Estudantes de oceanografia embarcam em oportunidade única no alto mar

Uma oportunidade de aprender em alto mar, com professores e instrutores, foi dada a 14 estudantes o curso de Oceanografia da Universidade Federal do Estado do Espírito Santo (UFES). O grupo embarcou nesta quinta-feira (9) com 25 passageiros, serão 17 membros da UFES e 8 tripulantes.

O coordenador do curso e professor há mais de 29 anos, Agnaldo Martins, conta que o barco Ciências do Mar III foi criado para fornecer essa experiência para os estudantes de cursos na área de fins do mar e não somente para a área de Oceanografia.

“As Universidades Federais perceberam a necessidade dos alunos terem experiência com essa estrutura. Por isso, foi pensado o modelo de construir, projetar, construir quatro navios-escola para atender cada um e então, foi entregue as séries três projetados”, contou o professor.

Estudantes de oceanografia embarcam em oportunidade única no alto mar
Coordenador do curso de Oceanografia e professor da UFES, Agnaldo Martins. Foto: Bruno Ribeiro

Ao todo, são sete universidades e institutos federais. Segundo Martins, a primeira operação com o Ciências do Mar I atendeu alunos do Sul do Brasil, o Ciências do Mar II em operação no Maranhão e o Ciências do Mar III para atender ás regiões do sudeste, como o Espírito Santo, Rio de Janeiro e São Paulo.

Prestes a se formar, Petrus Pompeu Reis, 24 anos, se sente abençoado de fazer parte da tripulação e também da pesquisa. “O objetivo dessa navegação é navegar daqui até a Foz do Rio Doce e chegando lá iremos até o oceano profundo”. E completou: “Iremos até o oceano profundo fazendo coletas de dados, coleta de sedimento, de isoplanctom. A partir dessas coletas de dados e dessas informações, a gente vai entender um pouco mais os efeitos humanos no ecossistema marinho. Esse é o nosso principal objetivo”.

Estudantes de oceanografia embarcam em oportunidade única no alto mar
Petrus Pompeu Reis – estudante de oceanografia. Foto: Bruno Ribeiro

Sem nunca ter dormido em uma embarcação ou chegar ao oceano profundo, Reis, está animado. “Estou muito, muito, feliz! Acredito que toda a tripulação também está muito empolgada. Finalmente tem um navio escola! Esse projeto é um projeto muito antigo e por inviabilidade financeira governamental a gente não teve essa  oportunidade antes, mas hoje graças a Deus chegou.”

PREPARAÇÃO

Sobre a segurança no barco, o coordenador do curso ressalta que os alunos foram preparados para o embarque. “Na universidade, a gente fez toda uma preparação anterior. Tanto da questão de segurança, de saúde quanto na parte técnica também… Tudo para eles saberem o que vai acontecer com muita ênfase na questão de segurança, para ficar claro que existem muitos riscos de estar operando a bordo”

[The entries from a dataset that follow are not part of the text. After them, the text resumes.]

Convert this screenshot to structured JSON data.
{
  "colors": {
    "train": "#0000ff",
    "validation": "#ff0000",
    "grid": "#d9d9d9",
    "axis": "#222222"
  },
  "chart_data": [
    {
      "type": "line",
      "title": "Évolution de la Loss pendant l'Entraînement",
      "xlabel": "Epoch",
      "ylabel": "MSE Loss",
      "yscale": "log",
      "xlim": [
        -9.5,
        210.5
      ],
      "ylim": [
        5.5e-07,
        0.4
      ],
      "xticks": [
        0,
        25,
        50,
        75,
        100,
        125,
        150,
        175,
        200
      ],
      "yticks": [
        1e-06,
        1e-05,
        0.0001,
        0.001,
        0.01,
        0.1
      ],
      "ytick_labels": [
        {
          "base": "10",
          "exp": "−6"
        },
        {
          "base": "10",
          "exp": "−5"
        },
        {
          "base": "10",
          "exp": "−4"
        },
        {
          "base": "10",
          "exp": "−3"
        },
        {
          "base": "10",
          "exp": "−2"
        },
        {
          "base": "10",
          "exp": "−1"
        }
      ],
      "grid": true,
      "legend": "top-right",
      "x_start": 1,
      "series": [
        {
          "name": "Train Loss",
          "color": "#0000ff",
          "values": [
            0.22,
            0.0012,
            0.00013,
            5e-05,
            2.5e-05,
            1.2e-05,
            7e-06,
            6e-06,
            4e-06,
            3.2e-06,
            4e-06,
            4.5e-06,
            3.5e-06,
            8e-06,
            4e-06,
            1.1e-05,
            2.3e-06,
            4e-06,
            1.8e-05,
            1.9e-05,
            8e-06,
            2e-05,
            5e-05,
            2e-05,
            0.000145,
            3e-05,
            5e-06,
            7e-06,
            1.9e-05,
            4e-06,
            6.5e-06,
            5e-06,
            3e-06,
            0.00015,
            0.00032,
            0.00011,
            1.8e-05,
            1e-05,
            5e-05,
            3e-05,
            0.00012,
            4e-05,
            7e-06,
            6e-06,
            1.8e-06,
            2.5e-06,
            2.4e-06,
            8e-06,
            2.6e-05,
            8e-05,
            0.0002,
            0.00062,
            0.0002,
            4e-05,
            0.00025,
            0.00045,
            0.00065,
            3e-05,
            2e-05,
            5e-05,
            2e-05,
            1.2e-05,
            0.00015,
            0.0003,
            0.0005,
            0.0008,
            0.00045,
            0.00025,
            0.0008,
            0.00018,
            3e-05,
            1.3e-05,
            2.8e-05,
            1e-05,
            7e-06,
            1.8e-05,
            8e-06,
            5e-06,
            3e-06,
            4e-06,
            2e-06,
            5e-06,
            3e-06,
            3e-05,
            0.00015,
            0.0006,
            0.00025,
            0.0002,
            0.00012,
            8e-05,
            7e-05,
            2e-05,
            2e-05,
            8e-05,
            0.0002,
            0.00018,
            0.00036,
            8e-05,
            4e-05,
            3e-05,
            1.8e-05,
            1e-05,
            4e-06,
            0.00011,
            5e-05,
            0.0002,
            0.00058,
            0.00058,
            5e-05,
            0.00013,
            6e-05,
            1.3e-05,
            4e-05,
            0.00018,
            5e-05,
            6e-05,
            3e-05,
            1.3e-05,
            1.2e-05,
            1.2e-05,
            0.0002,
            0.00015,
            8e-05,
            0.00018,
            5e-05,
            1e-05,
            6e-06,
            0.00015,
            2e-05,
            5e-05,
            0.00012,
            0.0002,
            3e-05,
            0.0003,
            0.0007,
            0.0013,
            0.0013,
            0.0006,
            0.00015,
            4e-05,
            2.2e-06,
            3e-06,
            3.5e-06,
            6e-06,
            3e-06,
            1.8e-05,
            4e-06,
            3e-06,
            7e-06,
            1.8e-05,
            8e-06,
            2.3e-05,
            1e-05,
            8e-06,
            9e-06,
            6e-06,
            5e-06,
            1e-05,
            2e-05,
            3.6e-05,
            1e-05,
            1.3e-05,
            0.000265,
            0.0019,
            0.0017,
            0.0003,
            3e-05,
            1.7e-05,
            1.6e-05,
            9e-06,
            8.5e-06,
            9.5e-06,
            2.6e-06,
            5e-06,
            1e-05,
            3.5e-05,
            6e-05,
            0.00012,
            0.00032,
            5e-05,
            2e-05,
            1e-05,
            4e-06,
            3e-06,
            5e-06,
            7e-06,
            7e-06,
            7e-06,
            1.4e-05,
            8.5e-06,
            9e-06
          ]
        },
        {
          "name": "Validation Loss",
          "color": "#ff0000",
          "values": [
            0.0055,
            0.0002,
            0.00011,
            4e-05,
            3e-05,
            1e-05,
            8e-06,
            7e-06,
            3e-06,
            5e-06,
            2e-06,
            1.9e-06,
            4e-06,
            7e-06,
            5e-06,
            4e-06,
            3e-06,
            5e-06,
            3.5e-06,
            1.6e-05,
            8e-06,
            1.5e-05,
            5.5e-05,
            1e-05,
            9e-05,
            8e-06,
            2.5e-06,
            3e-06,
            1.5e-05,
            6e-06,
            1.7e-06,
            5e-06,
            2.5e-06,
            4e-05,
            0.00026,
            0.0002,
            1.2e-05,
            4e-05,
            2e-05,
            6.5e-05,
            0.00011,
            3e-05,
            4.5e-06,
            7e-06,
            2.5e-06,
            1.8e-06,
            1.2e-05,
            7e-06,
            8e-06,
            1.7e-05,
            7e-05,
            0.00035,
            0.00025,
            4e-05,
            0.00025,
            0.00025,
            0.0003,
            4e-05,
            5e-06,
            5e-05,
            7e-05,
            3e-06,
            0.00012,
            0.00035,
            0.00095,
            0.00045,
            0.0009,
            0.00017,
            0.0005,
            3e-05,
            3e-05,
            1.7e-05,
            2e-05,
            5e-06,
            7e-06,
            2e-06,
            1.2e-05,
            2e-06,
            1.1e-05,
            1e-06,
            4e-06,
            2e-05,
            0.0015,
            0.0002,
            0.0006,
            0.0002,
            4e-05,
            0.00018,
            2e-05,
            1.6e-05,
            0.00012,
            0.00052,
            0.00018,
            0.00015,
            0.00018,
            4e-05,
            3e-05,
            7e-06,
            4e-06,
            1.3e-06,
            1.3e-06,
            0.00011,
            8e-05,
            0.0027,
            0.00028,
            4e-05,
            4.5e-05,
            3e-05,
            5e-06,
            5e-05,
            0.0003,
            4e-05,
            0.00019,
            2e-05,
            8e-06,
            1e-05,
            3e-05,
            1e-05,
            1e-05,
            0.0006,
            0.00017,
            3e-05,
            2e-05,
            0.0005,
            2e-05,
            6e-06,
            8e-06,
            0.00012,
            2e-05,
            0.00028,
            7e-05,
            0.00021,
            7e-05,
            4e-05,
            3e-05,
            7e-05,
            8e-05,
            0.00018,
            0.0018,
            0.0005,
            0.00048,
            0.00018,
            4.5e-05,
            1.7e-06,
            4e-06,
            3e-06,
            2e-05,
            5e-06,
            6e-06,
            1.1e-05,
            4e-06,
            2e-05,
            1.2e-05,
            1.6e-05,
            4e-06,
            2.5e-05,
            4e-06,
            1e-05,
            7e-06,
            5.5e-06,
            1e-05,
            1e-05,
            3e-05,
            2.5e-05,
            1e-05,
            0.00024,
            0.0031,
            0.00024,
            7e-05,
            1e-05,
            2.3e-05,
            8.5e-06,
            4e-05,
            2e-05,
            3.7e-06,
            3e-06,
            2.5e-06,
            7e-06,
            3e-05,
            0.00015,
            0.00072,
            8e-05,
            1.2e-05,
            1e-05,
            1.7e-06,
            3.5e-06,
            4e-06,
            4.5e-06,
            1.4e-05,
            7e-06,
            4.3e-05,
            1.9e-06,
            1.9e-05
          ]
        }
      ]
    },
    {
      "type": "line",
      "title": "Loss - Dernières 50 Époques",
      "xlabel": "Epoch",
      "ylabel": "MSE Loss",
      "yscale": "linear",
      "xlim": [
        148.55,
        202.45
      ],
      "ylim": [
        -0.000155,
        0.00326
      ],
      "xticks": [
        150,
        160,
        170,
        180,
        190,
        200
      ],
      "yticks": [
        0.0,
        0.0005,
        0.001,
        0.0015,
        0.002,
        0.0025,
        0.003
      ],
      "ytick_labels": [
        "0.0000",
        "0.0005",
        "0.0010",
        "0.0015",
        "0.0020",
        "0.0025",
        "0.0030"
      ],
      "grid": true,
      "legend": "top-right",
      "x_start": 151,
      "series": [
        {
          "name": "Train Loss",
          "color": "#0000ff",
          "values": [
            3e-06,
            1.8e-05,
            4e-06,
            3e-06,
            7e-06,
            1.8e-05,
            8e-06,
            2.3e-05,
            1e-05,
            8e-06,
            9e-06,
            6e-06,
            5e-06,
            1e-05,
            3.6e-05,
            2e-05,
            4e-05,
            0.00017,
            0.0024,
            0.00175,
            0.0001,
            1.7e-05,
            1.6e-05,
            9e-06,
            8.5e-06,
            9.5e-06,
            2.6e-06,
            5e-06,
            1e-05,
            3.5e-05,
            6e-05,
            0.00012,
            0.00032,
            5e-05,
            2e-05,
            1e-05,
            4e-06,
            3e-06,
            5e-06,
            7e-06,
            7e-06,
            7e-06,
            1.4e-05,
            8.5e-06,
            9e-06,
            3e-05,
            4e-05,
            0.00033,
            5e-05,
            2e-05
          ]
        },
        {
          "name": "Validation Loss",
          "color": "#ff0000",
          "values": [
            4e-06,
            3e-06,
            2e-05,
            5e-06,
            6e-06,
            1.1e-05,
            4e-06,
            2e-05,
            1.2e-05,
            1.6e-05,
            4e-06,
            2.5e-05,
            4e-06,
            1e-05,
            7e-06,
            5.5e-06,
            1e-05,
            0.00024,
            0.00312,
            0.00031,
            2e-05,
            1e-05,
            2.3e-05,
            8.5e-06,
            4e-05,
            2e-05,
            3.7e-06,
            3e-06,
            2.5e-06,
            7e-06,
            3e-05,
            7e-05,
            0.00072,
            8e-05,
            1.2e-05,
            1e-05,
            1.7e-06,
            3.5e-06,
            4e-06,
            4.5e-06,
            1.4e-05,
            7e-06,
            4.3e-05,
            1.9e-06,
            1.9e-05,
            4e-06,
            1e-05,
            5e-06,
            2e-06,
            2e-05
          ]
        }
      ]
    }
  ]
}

Estudantes de oceanografia embarcam em oportunidade única no alto mar
Michelaine Isabel da Silva – Enfermeira. Foto: Bruno Ribeiro

A enfermeira Michelaine Isabel da Silva, 28 anos, participou anteriormente de um bate papo para tirar às dúvidas dos estudantes do curso, sobre o que poderia acontecer, além do que eles sentiriam em alto mar.

A partir do bate papo houve o convite formal de ir junto com a turma e também os instrutores. Para Michelaine, foi uma responsabilidade muito grande. “Qualquer coisa que acontecer nesses dias, eu sei que eu vou ser o norte deles, principalmente caso tenha alguma intercorrência. Mas eu me preparei durante os meus anos de estudo, então eu me sinto preparada para estar aqui”.

IDA

Estudantes de oceanografia embarcam em oportunidade única no alto mar
José Inácio da Silva – Comandante do navio. Foto: Bruno Ribeiro

Há mais de 3 anos a bordo do Ciências do Mar o comandante do barco, José Inácio da Silva, passa os seus dias rodeado de jovens estudantes em uma experiência diferente de tudo já feito em sua carreira. “Estou muito feliz aqui, porque é diferente de tudo que eu já fiz, de tudo que eu já trabalhei antes! Fiz contato com alunos, com professores e  pesquisadores… Isso vai desenvolvendo de tal forma que acabamos nos sentindo estudantes também e acabamos aprendendo.  E em cada viagem nós nos apaixonamos mais por esse trabalho aqui”.

“Da primeira viagem pra cá eu aprendi foi muito. É que eu sou curioso, eu gosto de estar sempre renovando esse conhecimento. Na conversa com os alunos e professores acabamos aprendendo física e até a área de navegação também, porque embarcam muitas pessoas aqui com experiência”, completou o comandante.